CAB Market Insider
By Paul Dykstra
The fed cattle market posted a strong upward move during the first full week of February, with prices three to four dollars per hundredweight (cwt) higher than the week prior. This was the culmination of cattle values recovering for multiple weeks, following the severely oversold December futures market.
February 2024 live cattle futures charted as many negative days as positive since the Dec. 7 contract low through Feb. 9. Even so, the contract recovered $22 per cwt for the period to touch the Feb. 9 $184.62 per cwt high for the period’s rally.
The week of Feb. 12 began on a softer note for the February contract, but its premium to the previous week’s cash – including that of the April contract – is briefly supportive to the weekly negotiated cash trade.
Loss of feedlot
performance causes
carcass weights to plunge
With the challenge of deteriorated pen conditions and a resulting significant loss in feedlot performance during January, carcass weights have plunged.
Latest confirmed carcass weights for the week of Jan. 22 indicate a combined steer/heifer carcass average of 878 pounds, 28 pounds lighter than the December high.
If head counts were equal on a weekly 490,000-head fed cattle slaughter, for example, the carcass weight change represents a 15,626-head decline in production volume. The impact to cattle price is similarly not insignificant.
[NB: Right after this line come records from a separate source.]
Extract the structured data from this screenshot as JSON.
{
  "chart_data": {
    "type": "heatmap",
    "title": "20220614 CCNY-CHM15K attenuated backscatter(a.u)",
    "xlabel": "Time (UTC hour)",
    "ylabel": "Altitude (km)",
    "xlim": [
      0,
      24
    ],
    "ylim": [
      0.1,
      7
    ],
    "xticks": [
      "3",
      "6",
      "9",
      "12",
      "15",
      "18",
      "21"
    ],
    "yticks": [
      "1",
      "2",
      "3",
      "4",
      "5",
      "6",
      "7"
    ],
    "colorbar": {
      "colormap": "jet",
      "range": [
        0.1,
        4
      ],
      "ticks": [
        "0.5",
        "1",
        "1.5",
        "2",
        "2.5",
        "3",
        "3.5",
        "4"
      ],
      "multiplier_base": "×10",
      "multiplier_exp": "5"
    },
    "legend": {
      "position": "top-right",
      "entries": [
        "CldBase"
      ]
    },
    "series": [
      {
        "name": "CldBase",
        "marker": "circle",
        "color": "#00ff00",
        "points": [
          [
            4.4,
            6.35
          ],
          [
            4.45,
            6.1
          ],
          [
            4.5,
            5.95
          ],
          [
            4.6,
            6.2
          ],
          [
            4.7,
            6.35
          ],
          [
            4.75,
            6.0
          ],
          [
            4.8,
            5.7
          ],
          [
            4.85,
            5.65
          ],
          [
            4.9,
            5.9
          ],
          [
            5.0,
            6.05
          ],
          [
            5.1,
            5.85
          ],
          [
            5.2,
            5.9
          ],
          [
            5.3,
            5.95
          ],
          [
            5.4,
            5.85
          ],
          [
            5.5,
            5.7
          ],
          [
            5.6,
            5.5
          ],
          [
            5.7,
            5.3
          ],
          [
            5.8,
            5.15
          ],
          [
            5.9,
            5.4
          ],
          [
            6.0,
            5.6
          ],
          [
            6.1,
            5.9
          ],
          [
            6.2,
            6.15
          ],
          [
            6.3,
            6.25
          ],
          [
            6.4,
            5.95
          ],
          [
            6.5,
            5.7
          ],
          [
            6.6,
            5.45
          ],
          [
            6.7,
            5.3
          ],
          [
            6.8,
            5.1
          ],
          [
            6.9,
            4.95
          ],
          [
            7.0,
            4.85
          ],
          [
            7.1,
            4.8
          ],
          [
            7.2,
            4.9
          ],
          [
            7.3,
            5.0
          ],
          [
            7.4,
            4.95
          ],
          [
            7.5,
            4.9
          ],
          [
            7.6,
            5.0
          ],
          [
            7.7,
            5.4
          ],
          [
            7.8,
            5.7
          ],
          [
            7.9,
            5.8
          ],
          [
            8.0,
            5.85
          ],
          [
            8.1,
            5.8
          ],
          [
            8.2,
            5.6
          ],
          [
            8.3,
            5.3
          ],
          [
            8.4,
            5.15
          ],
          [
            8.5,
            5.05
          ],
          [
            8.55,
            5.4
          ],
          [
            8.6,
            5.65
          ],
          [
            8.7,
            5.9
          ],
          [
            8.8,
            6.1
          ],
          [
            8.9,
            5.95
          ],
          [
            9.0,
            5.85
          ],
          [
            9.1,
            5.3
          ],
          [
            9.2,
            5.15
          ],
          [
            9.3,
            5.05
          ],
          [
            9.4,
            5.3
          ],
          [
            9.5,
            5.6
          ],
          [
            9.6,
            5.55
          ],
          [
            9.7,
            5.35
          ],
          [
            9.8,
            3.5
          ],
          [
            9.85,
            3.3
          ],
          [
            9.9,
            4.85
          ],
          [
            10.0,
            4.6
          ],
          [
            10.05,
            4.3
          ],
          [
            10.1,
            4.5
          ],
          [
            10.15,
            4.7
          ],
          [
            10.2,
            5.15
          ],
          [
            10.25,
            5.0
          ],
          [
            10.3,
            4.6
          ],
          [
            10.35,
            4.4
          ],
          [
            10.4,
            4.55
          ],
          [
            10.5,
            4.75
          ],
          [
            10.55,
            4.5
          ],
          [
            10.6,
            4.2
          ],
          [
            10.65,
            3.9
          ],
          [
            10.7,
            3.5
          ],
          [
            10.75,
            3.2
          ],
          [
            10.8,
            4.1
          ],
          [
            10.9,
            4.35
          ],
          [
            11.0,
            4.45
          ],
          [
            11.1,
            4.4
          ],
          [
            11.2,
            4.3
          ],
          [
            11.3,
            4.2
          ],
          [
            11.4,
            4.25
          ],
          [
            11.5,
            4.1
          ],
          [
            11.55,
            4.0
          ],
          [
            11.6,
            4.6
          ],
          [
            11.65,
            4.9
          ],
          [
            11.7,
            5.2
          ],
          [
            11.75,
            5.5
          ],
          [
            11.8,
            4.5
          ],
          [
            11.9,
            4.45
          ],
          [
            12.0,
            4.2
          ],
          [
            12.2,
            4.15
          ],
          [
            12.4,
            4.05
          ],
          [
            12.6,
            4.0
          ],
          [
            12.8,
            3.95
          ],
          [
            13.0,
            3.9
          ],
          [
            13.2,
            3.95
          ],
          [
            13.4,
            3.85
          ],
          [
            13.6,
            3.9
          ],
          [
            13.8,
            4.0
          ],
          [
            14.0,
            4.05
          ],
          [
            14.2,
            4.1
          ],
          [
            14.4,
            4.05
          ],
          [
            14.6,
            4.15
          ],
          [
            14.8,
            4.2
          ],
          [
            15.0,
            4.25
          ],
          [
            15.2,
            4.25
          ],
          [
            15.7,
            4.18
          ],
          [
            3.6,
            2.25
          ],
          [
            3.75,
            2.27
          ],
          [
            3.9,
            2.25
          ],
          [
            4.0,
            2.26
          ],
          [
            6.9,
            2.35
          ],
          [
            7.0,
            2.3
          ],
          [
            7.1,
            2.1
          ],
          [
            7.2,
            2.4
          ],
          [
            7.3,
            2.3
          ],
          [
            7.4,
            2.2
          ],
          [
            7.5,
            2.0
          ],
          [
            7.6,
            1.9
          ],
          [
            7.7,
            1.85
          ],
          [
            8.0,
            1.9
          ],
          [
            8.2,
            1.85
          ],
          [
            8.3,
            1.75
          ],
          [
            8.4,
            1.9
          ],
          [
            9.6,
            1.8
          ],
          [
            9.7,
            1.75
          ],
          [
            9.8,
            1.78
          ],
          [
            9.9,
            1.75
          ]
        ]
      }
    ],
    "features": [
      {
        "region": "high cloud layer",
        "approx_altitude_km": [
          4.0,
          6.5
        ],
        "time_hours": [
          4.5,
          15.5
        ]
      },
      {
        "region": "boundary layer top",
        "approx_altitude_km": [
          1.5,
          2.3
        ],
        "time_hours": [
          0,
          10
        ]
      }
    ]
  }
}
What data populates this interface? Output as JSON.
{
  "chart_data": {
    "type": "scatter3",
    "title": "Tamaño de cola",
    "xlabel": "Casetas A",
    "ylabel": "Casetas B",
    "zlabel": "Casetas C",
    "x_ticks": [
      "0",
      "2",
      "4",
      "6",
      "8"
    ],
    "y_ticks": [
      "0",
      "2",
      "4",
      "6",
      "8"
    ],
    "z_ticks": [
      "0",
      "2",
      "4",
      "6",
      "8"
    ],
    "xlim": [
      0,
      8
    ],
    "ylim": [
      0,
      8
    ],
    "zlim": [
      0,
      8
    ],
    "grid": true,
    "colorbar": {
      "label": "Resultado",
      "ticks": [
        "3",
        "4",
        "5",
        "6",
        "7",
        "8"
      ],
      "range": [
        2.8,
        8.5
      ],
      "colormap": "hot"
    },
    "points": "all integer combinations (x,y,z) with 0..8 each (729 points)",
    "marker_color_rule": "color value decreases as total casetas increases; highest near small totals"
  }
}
Carcass cutout values have been under pressure so far in February following an increasing trend through the supply-challenged January market. Packer margins are negative and their need to push boxed beef values higher has been met with some resistance from buyers.
February beef demand is lower than many other months and consumer beef prices are outpacing a year ago by a wide margin. With this being said, buyers will need to step in to begin securing beef needs relatively soon, as the calendar marches on toward spring.
Grilling demand is a few months off but the door will soon close for buyers looking to secure inventory at current price levels on popular grilling cuts.
Quality grades diverge
Extreme January weather conditions impacting a large portion of cattle feeding regions have been widely impactful to cattle feeders and the beef supply chain. Without discounting the seriousness of this, focus momentarily on concurrent carcass outcomes.
In typical “very cold” weather periods, carcass quality grades have a tendency to improve, rather than decline. However, this is not obvious in the January data where the percent U.S. Department of Agriculture (USDA) Choice carcass grade declined 1.47 percentage points compared to January 2023 – actually the first five weeks of the year.
The seemingly small difference is large enough to be noted in the supply chain as a reversal of the quality improvement trend. It also draws into question the impact of cold weather events on carcass marbling scores, noted above as beneficial.
A closer look at the January data shows the percent USDA Prime grade, however, increasing by 0.94 percentage points for the same first five weeks of the year. This only confuses the issue, especially when the percent USDA Select also increased 2.42 percentage points, on average, for the period.
The “Other” grade category – essentially “No Roll” carcasses – also increased by 0.05 percentage points for the same period versus 2023. The bottom line is the “middle” grade USDA Choice declined while both Prime and Select grades showed measurable increases.
This presents an interesting trend which is difficult to explain.
A rearview look into the 2023 data shows the USDA Choice quality grade percentage has underperformed in all but one week since early September 2023. The average difference each week was 0.71 percentage points.
Again, USDA Prime outperformed the year prior for this period, but USDA Select was marginally lower by 0.24 percentage points.
The bottom line is January weather may have had some impact to the total Choice quality grade. There’s no reason to argue against it. However, the pattern of the total Choice grade underperforming expectations had been in place in the four months prior to the weather event.
The resilience in the Prime grade percentage is the data point that is especially intriguing and hard to analyze at first look. In fact, Prime grade performance in Nebraska has been 12.5 percent since Jan. 1, compared to 8.5 percent for the period in 2023.
Eastern Nebraska, home to some of the richest-grading cattle in the country, was especially hard hit by January blizzards. These outcomes are a curiosity, at the least, and challenge some assumptions if taken only at face value.